SMART Attributes Data Structure revision number: 16
Vendor Specific SMART Attributes with Thresholds:
ID# ATTRIBUTE_NAME FLAG VALUE WORST THRESH TYPE UPDATED WHEN_FAILED RAW_VALUE
1 Raw_Read_Error_Rate 0x002f 200 200 051 Pre-fail Always - 0
3 Spin_Up_Time 0x0027 179 175 021 Pre-fail Always - 6008
4 Start_Stop_Count 0x0032 100 100 000 Old_age Always - 18
5 Reallocated_Sector_Ct 0x0033 200 200 140 Pre-fail Always - 0
7 Seek_Error_Rate 0x002e 200 200 000 Old_age Always - 0
9 Power_On_Hours 0x0032 099 099 000 Old_age Always - 1067
10 Spin_Retry_Count 0x0032 100 253 000 Old_age Always - 0
11 Calibration_Retry_Count 0x0032 100 253 000 Old_age Always - 0
12 Power_Cycle_Count 0x0032 100 100 000 Old_age Always - 18
192 Power-Off_Retract_Count 0x0032 200 200 000 Old_age Always - 8
193 Load_Cycle_Count 0x0032 200 200 000 Old_age Always - 9
194 Temperature_Celsius 0x0022 122 115 000 Old_age Always - 28
196 Reallocated_Event_Count 0x0032 200 200 000 Old_age Always - 0
197 Current_Pending_Sector 0x0032 200 200 000 Old_age Always - 0
198 Offline_Uncorrectable 0x0030 100 253 000 Old_age Offline - 0
199 UDMA_CRC_Error_Count 0x0032 200 200 000 Old_age Always - 17
200 Multi_Zone_Error_Rate 0x0008 200 200 000 Old_age Offline - 0
SMART Error Log Version: 1
No Errors Logged
SMART Self-test log structure revision number 1
Num Test_Description Status Remaining LifeTime(hours) LBA_of_first_error
# 1 Extended offline Completed without error 00% 1038 -
# 2 Extended offline Completed without error 00% 870 - Unless I am reading this totally wrong, this is saying there are zero errors, and everything is looking good.
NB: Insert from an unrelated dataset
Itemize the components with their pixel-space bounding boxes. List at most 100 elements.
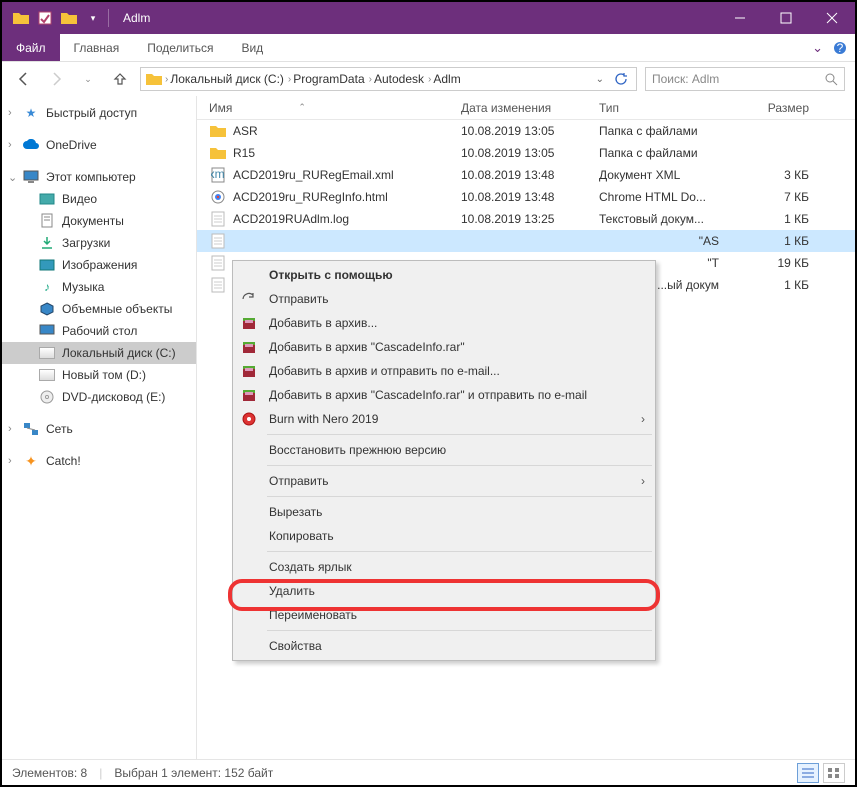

I am getting the same results for the other 5 drives in the system. I can see no useful difference between the "failing" drives and the healthy drives.
I then ran
zpool status Main-Storage
which returned:
Code:
pool: Main-Storage
state: ONLINE
scan: scrub repaired 0 in 4h50m with 0 errors on Sat Oct 5 04:50:21 2013
config:
NAME STATE READ WRITE CKSUM
Main-Storage ONLINE 0 0 0
raidz2-0 ONLINE 0 0 0
gptid/ef2bd5c3-1188-11e3-8467-c83a35d12cd7 ONLINE 0 0 0
gptid/efa5f830-1188-11e3-8467-c83a35d12cd7 ONLINE 0 0 0
gptid/f0222234-1188-11e3-8467-c83a35d12cd7 ONLINE 0 0 0
gptid/f09a8dc3-1188-11e3-8467-c83a35d12cd7 ONLINE 0 0 0
gptid/f1108fc6-1188-11e3-8467-c83a35d12cd7 ONLINE 0 0 0
gptid/f186fb53-1188-11e3-8467-c83a35d12cd7 ONLINE 0 0 0
errors: No known data errorsCan anyone offer any thoughts or suggestions? Am I just misunderstanding this? The log messages are very clear, but seem to contradict the SMART test results.
In theory a scrub will be run every Saturday, as recommended here: http://doc.freenas.org/index.php/ZFS_Scrubs
but my initial settings were not quite right, so only one scrub has been run so far it seems.
If I have not provided enough details, which is likely, what information will help?